Can make you famous.
Being one often makes the act of reading news something to be accompanied by a finely tuned bullshit meter and someone to hide the sharp objects so you don't go to jail.
...
Let's speak about events as snippets that we can skim or miss, let's write more and more about populations we are not a part of, or frame the populations we are apart of as voiceless by not actually hearing from them.
And from make/shift magazine, "Listen: Voices the World Needs to Hear" (Oh. Hey! Also from blackamazon!) issue 5 p. 7:
The all-too-common idea that underrepresented communities need spokespeople in the media because they are not...speaking for themselves justifies their erasure from the media. ... "Some of Us Are Brave" exists to amplify," [Thandisizwe] Chimurenga says. "Black women are already speaking."

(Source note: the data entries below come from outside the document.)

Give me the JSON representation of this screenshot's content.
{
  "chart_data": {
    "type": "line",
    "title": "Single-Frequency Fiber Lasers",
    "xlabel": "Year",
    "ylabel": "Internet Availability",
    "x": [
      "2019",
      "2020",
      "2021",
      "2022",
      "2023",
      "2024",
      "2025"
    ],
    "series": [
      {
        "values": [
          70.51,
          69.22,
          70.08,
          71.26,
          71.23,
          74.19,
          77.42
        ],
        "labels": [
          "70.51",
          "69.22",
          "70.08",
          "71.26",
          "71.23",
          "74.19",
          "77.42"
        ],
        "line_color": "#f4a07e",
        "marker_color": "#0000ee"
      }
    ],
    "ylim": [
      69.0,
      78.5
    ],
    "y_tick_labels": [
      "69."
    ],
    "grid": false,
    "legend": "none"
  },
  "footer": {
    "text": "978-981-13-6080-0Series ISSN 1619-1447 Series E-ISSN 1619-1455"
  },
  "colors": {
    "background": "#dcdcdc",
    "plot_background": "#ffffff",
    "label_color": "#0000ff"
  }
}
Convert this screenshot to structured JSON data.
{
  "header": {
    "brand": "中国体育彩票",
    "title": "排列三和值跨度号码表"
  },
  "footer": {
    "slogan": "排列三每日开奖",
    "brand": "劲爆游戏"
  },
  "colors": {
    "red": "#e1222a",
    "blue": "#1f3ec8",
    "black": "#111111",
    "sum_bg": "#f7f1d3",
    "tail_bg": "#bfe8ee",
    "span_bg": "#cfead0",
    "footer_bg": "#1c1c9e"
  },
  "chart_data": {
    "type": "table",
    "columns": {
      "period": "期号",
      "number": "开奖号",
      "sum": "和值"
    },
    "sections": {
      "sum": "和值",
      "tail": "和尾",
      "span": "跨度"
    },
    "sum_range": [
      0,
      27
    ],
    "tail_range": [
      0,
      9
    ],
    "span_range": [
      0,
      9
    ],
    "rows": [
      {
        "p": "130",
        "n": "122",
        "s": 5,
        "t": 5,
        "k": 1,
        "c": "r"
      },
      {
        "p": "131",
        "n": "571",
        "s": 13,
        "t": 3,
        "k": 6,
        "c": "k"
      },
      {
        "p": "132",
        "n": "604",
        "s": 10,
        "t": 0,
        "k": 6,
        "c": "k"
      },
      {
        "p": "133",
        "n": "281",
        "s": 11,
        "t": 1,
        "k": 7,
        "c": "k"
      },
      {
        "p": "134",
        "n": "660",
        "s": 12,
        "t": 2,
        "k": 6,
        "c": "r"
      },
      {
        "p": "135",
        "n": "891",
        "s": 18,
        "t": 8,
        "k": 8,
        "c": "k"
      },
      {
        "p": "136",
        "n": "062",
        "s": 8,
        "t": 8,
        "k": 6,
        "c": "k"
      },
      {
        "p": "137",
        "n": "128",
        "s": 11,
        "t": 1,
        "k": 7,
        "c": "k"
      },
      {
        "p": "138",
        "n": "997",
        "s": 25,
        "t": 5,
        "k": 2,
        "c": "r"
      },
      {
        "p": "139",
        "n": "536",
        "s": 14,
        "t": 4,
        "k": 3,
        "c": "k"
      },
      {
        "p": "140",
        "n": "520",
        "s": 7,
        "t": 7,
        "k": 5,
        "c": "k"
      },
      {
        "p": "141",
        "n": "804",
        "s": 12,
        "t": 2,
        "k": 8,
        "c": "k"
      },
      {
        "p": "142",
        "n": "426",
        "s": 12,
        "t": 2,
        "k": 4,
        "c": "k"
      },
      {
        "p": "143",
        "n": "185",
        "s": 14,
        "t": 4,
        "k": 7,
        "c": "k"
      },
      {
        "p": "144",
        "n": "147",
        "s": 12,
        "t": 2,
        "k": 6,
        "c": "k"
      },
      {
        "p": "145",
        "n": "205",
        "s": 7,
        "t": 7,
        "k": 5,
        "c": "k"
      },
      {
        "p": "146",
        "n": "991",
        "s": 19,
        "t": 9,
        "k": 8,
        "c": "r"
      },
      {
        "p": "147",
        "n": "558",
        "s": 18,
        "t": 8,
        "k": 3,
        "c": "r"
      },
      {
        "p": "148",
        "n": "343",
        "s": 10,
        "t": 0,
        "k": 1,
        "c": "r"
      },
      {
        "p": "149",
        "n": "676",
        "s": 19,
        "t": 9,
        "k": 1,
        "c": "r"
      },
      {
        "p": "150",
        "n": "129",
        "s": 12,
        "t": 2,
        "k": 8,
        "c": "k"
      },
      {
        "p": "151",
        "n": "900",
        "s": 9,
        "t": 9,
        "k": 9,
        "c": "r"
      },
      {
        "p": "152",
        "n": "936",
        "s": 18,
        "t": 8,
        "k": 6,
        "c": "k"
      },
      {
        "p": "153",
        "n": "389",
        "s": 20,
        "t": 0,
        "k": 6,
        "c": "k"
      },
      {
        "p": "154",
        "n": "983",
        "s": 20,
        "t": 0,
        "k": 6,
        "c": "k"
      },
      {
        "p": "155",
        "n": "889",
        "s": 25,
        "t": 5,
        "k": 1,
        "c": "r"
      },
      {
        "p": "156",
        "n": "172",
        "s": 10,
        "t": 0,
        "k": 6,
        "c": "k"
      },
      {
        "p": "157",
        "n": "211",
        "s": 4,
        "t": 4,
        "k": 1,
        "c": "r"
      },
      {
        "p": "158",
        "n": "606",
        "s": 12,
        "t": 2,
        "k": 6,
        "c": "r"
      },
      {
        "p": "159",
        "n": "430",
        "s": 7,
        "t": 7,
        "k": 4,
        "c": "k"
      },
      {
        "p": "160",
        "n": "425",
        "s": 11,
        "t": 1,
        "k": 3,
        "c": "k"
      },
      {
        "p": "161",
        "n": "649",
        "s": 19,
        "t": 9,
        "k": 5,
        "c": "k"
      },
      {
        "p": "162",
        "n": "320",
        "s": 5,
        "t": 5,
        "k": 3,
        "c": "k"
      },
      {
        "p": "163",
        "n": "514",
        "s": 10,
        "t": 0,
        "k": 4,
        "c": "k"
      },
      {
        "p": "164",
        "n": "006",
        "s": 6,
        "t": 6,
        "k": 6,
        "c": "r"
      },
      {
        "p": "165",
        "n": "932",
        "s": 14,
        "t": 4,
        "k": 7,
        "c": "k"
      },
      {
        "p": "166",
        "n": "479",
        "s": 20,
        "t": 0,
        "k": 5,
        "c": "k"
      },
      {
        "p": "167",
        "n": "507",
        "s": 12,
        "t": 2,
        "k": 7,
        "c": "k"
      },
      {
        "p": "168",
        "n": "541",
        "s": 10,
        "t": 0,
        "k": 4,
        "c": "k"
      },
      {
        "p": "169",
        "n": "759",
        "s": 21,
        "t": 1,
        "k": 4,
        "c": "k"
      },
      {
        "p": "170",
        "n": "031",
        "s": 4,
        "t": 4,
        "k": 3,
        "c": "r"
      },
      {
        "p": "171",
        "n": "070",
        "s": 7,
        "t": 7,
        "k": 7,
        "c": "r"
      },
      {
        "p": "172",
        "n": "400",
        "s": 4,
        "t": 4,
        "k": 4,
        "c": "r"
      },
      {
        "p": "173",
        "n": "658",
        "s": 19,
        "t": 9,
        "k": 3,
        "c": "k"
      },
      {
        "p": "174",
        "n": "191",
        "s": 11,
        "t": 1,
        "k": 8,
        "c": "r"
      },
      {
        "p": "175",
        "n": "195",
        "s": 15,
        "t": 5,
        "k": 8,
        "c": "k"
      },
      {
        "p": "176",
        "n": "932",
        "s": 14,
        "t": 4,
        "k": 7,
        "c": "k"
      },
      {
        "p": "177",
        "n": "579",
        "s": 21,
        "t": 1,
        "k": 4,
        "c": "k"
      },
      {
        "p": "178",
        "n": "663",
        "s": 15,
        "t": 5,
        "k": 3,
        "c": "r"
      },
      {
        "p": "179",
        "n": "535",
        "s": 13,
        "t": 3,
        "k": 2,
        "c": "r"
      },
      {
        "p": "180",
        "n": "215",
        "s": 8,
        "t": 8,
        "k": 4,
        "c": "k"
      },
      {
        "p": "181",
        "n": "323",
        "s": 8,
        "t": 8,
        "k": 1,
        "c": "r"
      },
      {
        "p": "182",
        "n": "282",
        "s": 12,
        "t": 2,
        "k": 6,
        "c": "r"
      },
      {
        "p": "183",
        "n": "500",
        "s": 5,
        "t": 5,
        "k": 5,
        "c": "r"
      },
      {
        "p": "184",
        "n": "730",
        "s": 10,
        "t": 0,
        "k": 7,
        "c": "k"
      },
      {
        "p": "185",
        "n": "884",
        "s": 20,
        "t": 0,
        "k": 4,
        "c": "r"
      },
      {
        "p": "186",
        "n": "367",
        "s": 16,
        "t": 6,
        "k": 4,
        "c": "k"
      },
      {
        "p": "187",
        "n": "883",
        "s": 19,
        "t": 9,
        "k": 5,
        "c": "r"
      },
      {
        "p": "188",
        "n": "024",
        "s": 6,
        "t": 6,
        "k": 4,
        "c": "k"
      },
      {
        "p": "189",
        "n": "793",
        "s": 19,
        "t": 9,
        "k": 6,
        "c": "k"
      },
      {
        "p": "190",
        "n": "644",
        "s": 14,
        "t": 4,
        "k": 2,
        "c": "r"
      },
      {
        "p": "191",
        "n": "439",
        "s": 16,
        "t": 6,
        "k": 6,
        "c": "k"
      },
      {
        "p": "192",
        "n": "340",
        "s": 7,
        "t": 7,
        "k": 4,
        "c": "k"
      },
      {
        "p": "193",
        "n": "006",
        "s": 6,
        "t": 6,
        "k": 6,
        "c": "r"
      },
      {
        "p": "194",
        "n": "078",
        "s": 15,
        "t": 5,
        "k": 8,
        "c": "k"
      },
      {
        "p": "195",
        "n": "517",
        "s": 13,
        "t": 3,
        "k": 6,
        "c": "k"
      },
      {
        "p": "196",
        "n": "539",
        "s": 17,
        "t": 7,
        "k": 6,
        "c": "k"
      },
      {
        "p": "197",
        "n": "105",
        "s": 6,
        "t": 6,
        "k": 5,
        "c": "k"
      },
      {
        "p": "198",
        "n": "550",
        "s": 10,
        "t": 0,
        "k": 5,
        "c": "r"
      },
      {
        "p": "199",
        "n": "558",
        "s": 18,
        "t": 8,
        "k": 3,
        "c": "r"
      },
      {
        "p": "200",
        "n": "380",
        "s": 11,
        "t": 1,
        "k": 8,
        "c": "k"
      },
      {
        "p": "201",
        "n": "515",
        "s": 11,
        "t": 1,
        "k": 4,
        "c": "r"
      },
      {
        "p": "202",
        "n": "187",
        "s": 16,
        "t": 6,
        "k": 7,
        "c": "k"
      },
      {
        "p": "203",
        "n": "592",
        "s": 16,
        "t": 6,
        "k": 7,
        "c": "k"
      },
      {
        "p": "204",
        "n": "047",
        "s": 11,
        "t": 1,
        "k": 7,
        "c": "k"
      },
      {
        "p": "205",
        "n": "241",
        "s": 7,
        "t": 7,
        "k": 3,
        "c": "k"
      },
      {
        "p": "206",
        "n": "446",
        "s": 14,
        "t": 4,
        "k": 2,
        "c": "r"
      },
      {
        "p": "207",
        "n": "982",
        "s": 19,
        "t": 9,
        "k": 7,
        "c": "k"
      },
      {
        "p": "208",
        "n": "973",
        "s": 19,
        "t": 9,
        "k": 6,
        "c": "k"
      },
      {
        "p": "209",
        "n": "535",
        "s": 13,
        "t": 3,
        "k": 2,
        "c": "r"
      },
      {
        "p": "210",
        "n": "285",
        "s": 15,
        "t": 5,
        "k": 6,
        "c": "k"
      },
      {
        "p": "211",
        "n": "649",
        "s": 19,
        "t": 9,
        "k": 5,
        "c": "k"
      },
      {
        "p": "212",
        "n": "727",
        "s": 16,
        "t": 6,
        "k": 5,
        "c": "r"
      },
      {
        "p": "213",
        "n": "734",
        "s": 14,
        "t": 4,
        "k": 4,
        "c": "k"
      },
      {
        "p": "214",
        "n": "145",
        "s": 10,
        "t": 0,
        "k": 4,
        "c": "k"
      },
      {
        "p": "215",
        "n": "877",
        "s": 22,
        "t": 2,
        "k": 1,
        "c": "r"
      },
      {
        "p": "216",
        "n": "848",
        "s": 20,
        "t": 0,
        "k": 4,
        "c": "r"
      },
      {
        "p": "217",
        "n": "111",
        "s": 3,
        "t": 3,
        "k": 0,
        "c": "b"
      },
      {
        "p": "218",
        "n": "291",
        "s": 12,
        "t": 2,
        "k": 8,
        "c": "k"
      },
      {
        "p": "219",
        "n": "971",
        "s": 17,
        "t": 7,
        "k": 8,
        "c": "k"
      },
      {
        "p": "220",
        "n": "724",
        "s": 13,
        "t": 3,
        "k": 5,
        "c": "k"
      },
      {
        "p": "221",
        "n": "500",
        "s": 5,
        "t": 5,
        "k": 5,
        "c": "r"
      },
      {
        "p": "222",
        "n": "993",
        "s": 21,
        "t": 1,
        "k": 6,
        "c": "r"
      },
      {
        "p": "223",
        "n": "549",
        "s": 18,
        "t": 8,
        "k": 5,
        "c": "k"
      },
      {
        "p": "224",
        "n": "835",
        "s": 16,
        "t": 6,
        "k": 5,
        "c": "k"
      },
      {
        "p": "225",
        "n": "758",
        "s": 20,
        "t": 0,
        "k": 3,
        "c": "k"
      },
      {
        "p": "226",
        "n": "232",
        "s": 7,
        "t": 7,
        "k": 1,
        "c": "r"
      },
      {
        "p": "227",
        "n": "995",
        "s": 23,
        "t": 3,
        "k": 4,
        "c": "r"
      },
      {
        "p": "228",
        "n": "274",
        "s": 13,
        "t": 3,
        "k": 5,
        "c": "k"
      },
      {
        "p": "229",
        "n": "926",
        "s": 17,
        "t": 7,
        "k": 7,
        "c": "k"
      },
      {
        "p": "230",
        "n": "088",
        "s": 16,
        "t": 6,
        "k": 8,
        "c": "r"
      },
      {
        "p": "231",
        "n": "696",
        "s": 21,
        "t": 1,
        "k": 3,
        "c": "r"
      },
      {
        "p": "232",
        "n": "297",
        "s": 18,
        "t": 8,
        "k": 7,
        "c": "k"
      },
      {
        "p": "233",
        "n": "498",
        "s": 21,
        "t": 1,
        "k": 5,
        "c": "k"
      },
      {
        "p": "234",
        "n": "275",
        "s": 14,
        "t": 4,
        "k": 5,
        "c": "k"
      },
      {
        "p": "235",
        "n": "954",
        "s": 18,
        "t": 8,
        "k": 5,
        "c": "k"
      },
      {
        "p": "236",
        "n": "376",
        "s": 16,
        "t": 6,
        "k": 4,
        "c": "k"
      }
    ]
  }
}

What I Plan To Do About It
I think I'll write Ms. Blake & Mr. Giles and give them tips, based on my experience, on how to find Hmong farmers w/ no language barriers but w/ enough of an interest in the business to say "quotable" things.
I think I'll also include my suggestion about scheduling interviews because of such people's importance to their vending tables
(if they step away for an interview, there might not be anyone else w/ no language barriers and a strong interest to pitch veggies to potential customers like there would be at a booth of farmers who've lived in an English-speaking country for generations).
I think I might include (with full citations) those quotes or some others from blackamazon, if she'll allow me to, to express why I feel that my suggestions are important.
And I'll ask that they pass these tips around the staff writers so that next time someone has to do a similar article
(or an article that, on the interviews, they discover is similar), they will be armed with those tips. (And, if I include the quotes from blackamazon, armed with a sense of importance about trying them out.)